Le G7 et sa politique ont été remis en cause dés 1984. Mais dés le début des années 1980, les émeutes de la faim qui se sont produites dans de nombreux pays du Tiers-monde ont nommément accusé le FMI et indirectement le G7. Les participants de The Other Economy Summit (TOES, " doigt de pied en anglais ") ciblent donc les actionnaires du FMI lors de la réunion du G7 à Londres en 1984. Des TOES auront lieu assez confidentiellement jusqu’en 1988. L’effondrement du bloc de l’ Est et la généralisation des politiques du " consensus de Washington " à l’ensemble des pays et continents transforment alors les institutions et structures internationales - G-7, FMI, Banque mondiale et OMC, à partir de 1995 - en acteurs décisifs de la mise en place de ce qu’on appellera plus tard la " mondialisation libérale ". L’année 1989 correspondait au bicentenaire du début de la Révolution française. François Mitterrand voulut donner un éclat particulier à ces festivités en les couplant à la réunion du G-7. Le sommet fut donc contesté par toutes celles et tous ceux qui, coalisés, voulaient se faire l’écho du " tiers-état " de la planète : furent organisés manifestation et concert, contre-sommet, premier " Sommet des Sept peuples parmi les plus pauvres " des 15 et 16 juillet. En dénonçant la philosophie même du G7, il prenait son contre-pied sur deux de ses fondements : non pas les plus riches, mais les plus pauvres, non pas les États mais des témoins non gouvernementaux des peuples. " Dette, apartheid, colonies, ça suffat comme ci ", le slogan inventé par Renaud répondait à un besoin profond d’expression radicale.

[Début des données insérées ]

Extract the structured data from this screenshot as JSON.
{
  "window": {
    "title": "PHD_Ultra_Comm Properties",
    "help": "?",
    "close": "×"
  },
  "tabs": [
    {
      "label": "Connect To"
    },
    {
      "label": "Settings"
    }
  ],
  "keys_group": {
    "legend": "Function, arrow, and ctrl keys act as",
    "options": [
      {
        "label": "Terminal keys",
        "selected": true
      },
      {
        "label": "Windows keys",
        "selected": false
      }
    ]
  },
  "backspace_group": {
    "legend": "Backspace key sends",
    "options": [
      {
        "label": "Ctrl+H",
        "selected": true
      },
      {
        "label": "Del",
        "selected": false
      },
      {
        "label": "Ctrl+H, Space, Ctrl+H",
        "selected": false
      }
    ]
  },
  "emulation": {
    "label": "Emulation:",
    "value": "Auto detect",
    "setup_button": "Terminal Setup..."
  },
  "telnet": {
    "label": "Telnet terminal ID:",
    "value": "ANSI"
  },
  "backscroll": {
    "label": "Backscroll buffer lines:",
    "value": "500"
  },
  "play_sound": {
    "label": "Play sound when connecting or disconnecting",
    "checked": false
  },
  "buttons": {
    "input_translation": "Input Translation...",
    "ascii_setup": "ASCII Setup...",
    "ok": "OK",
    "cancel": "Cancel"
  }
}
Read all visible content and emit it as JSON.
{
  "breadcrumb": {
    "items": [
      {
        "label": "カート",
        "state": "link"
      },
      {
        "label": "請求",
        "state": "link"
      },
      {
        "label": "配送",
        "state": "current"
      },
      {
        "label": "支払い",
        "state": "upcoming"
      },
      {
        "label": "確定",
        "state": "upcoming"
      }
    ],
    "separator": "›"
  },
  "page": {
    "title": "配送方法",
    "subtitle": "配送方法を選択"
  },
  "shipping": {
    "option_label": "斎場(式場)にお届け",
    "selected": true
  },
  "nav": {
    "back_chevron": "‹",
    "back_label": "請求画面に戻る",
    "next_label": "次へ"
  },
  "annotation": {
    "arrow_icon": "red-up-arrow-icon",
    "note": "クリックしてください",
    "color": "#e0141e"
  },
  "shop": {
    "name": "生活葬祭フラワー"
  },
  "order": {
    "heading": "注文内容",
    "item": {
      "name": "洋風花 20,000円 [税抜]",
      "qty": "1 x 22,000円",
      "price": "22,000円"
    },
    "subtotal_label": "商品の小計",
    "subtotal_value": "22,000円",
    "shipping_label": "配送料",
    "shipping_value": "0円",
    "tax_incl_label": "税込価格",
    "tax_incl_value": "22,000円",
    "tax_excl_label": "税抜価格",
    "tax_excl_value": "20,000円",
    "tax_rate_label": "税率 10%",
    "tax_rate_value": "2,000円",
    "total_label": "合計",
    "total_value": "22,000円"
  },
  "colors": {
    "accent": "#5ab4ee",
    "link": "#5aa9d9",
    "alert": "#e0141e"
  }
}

Mais le mouvement n’eut pas de lendemain. La contestation du G7 reprit 7 ans plus tard à Lyon dans un contexte de forte mobilisation sociale en France (grèves de décembre, marches européennes contre le chômage.). À Lyon, lors du " Sommet des 7 résistances ", émerge le constat que les politiques des 7 pays dominants creusent les inégalités entre le Nord et le Sud, mais aussi au sein de chacun de ces mondes, et donc que les questions sociales au Nord devaient aussi être au cour des débats et des mobilisations. Les forces sociales, associations et syndicats deviennent alors des acteurs essentiels du contre-sommet et des manifestations de rue. À Lyon, on passe en outre d’une logique où les ONG du Nord ont le monopole des liens avec des mouvements du Sud qu’ils " aident et soutiennent ", à une nouvelle logique : désormais, les mouvements du Nord et du Sud s’organisent directement pour agir en commun et développer des actions solidaires (rencontres " intergalactiques " organisées par les Zapatistes au Chiapas, pendant l’été 1996, puis Forums sociaux mondiaux).

À partir de 1996, le G7 est pris à partie systématiquement. C’est à cette date d’ailleurs, constatant que les foyers de revendications se multiplient, que les membres du G7 reconnaissent la " société civile " et les ONG, en les mentionnant désormais dans les documents officiels. La campagne Jubilee 2000 décida en effet de centrer ses revendications sur le G-7, structure où siègent les chefs d’État et de gouvernement " actionnaires majoritaires des institutions financières internationales " et, à ce titre, en situation de grande responsabilité vis-à-vis de la situation d’endettement des pays du tiers-monde. Au moment de la réunion du G-7 de Birmingham, en 1998, Jubilee 2000 mobilisa plus de 70.000 personnes dans une chaîne humaine entourant le Sommet. Les manifestations furent également très importantes les années suivantes, le contre-sommet lançant en 2000 un appel au G8, pour la première fois depuis le " ça suffat comme ci " de 1989. Après Gênes, le G8 s’exile en 2002 dans les rocheuses canadiennes ; le contre sommet prend lui la route de Siby, une petite ville du Mali. Cette année, il se déroulera à Annemasse et Genève, pendant le sommet d’Evian. Une contribution du mouvement international ATTAC, adressée au G-Monde, lui sera envoyée. Elle montrera que, face à un directoire autoproclamé de la planète, un autre monde est possible.

C’est pourquoi, nous contestons la légitimité du G8 et nous exigeons sa dissolution.